Accelerating Inexact HyperGradient Descent for Bilevel Optimization

TL;DR

This paper introduces RAHGD, a novel accelerated method for nonconvex-strongly-convex bilevel optimization, achieving state-of-the-art theoretical guarantees for finding stationary points with improved oracle complexity.

Contribution

The paper proposes RAHGD, an accelerated hypergradient descent algorithm with optimal complexity bounds for bilevel problems, and extends it to find second-order stationary points.

Findings

Achieves the best-known complexity for stationary point convergence in bilevel optimization.

Improves upper complexity bounds for nonconvex-strongly-concave minimax problems.

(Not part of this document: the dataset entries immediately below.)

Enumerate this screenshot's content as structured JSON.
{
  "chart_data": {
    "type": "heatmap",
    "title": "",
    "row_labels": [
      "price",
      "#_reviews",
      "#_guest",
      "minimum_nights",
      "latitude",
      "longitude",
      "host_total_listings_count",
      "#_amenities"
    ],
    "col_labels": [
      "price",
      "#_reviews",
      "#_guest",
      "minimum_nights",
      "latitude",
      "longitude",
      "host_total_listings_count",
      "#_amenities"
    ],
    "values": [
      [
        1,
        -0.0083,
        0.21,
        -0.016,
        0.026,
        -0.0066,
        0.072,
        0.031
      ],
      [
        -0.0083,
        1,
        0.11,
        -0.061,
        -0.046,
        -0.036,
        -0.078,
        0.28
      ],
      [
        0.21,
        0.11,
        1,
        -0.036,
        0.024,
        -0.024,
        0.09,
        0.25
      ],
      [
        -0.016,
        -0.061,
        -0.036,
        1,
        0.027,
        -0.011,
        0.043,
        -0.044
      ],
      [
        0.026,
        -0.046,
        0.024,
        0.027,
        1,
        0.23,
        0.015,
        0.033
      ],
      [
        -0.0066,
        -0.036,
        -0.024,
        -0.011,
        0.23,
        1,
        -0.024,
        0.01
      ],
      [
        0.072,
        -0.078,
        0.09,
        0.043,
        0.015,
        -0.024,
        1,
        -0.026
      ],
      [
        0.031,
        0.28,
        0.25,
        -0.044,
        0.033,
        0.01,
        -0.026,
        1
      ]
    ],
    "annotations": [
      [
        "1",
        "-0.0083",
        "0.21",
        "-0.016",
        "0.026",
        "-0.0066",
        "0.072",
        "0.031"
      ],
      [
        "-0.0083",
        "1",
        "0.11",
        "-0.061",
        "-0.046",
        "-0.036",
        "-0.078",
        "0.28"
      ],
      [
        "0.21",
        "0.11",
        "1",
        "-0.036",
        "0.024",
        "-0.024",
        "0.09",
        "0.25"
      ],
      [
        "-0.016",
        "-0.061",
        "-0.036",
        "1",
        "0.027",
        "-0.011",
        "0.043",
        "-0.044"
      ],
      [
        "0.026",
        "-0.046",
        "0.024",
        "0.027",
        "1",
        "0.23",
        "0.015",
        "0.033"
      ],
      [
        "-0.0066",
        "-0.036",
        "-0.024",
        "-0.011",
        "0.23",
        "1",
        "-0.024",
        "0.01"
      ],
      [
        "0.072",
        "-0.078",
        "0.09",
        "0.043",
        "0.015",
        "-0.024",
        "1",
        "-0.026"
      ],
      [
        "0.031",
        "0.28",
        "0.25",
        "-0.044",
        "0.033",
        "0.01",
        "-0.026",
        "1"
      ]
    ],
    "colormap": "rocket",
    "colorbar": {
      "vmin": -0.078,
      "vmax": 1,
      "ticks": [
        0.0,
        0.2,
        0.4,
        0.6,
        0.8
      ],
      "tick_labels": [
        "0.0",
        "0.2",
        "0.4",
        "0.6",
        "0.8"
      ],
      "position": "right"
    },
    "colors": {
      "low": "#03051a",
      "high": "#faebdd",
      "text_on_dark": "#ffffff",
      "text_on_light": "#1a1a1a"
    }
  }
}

Empirical results validate the theoretical improvements.

Abstract

We present a method for solving general nonconvex-strongly-convex bilevel optimization problems. Our method -- the \emph{Restarted Accelerated HyperGradient Descent} (\texttt{RAHGD}) method -- finds an $\epsilon$-first-order stationary point of the objective with $\tilde{\mathcal{O}}(\kappa^{3.25}\epsilon^{-1.75})$ oracle complexity, where $\kappa$ is the condition number of the lower-level objective and $\epsilon$ is the desired accuracy. We also propose a perturbed variant of \texttt{RAHGD} for finding an $\big(\epsilon,\mathcal{O}(\kappa^{2.5}\sqrt{\epsilon}\,)\big)$-second-order stationary point within the same order of oracle complexity. Our results achieve the best-known theoretical guarantees for finding stationary points in bilevel optimization and also improve upon the existing upper complexity bound for finding second-order stationary points in nonconvex-strongly-concave minimax optimization problems, setting a new state-of-the-art benchmark. Empirical studies are conducted to validate the theoretical results in this paper.